CVE-2022-29910: 
NixOS vulnerability analysis and mitigation

CVE-2022-29910 is a security vulnerability affecting Firefox for Android that was discovered and fixed in Firefox version 100. When the application was closed or sent to the background, Firefox for Android would not properly record and persist HTTP Strict Transport Security (HSTS) settings. This vulnerability was specific to Firefox for Android, with other operating systems being unaffected (Mozilla Advisory).

The vulnerability stems from an issue where the SiteSecurityServiceState.txt file in the profile directory, which stores HSTS policies, was only written out every 5 minutes and at shutdown. On mobile devices, sessions could be shorter than this interval, and without a proper shutdown hook, the HSTS settings would not be saved. The issue was assigned a CVSS v3.1 base score of 6.1 (Medium) (NVD, Mozilla Bug).

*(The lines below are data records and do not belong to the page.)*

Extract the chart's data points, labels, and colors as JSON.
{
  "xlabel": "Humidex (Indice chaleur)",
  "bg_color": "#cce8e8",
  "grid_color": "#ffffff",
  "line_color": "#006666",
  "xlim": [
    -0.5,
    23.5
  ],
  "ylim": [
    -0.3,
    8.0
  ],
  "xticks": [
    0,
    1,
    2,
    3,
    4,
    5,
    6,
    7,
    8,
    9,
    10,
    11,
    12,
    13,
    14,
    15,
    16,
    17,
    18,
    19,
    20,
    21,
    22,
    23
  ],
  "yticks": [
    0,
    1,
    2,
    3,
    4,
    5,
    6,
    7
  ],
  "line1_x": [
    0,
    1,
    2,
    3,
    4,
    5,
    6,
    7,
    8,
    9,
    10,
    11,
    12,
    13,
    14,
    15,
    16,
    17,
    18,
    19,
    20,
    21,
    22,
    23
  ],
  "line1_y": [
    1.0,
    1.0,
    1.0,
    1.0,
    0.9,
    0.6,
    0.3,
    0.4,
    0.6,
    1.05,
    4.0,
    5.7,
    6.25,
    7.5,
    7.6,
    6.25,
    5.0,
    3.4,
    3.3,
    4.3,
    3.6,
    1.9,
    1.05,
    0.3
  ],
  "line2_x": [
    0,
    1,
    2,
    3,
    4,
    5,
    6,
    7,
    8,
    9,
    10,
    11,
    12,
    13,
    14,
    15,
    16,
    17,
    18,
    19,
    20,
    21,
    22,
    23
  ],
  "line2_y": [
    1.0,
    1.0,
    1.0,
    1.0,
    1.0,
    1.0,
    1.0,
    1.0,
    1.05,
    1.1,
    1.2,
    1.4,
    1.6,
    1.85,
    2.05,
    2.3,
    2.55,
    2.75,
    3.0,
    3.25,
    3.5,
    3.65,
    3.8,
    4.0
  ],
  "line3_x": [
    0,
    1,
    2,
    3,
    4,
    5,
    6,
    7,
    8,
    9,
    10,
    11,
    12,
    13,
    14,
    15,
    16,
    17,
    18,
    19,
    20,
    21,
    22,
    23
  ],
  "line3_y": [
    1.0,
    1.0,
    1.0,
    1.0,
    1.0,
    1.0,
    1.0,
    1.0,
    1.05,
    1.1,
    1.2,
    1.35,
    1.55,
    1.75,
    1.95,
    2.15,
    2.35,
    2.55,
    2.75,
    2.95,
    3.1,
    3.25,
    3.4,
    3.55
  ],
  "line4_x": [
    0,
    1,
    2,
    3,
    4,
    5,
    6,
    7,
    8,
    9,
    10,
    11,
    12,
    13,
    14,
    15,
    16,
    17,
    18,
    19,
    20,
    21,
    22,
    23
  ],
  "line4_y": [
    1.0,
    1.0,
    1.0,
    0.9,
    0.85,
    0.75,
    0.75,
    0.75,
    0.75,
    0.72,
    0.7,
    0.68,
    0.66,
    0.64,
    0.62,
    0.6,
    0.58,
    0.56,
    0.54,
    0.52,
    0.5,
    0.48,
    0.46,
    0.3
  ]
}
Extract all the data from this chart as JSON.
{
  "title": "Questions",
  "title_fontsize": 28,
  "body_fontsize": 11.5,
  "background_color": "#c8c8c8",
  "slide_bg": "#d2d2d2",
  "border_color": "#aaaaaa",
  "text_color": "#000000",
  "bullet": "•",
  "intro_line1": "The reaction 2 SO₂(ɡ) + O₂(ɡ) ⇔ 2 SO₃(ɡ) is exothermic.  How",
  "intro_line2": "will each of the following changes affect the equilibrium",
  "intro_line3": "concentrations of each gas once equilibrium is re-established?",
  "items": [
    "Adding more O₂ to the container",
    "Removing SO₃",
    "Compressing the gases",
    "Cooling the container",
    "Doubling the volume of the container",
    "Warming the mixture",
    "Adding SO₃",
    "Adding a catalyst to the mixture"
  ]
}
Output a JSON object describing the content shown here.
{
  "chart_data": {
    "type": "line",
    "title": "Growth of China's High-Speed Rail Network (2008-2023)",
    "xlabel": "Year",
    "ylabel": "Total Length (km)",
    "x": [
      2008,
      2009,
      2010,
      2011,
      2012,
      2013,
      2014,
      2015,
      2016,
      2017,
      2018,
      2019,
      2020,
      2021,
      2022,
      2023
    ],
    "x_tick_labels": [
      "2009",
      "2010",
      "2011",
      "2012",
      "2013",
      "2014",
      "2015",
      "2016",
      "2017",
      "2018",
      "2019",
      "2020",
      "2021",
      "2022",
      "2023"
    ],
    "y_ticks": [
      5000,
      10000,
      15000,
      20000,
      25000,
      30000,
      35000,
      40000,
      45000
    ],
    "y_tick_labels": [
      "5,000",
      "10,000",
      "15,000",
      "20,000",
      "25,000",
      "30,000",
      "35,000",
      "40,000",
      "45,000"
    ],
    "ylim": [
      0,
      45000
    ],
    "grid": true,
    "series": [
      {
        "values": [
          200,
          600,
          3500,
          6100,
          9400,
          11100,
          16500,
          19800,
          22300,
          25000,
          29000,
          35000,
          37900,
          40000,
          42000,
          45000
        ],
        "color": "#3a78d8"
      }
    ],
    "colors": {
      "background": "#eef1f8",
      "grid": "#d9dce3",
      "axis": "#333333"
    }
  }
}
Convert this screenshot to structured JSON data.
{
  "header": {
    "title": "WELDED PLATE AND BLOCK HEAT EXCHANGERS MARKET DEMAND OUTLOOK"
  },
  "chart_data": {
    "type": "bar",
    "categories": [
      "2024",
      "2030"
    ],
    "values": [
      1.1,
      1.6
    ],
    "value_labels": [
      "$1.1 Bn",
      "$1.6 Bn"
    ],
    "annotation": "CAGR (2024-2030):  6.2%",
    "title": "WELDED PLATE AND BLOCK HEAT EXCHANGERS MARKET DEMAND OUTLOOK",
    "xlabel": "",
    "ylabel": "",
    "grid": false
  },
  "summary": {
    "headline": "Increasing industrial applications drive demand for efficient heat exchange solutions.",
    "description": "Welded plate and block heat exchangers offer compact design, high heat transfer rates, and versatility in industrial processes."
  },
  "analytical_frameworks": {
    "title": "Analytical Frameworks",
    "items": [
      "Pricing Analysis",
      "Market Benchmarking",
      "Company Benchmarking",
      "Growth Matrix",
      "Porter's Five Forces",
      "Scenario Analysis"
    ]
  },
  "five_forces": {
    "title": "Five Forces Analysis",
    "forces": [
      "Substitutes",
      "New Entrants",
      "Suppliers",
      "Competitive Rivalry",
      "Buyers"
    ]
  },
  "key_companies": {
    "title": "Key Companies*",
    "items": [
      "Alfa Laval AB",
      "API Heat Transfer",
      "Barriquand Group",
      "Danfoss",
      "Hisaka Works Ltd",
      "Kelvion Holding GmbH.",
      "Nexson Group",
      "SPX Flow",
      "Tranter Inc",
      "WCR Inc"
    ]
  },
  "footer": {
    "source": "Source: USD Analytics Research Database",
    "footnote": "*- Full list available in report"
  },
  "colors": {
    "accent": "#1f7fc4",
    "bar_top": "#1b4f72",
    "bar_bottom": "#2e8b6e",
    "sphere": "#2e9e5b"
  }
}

The vulnerability could lead to security implications where HSTS policies were not properly enforced after the browser was restarted or backgrounded. This meant that secure HTTPS connections might not be automatically enforced for websites that had previously set HSTS policies, potentially exposing users to downgrade attacks (Mozilla Advisory).

The issue was fixed in Firefox 100 by implementing atomic writes for DataStorage data and adding a mechanism to trigger writes when the application is backgrounded. The fix ensures that HSTS settings are properly persisted even when the application is backgrounded or closed (Mozilla Bug).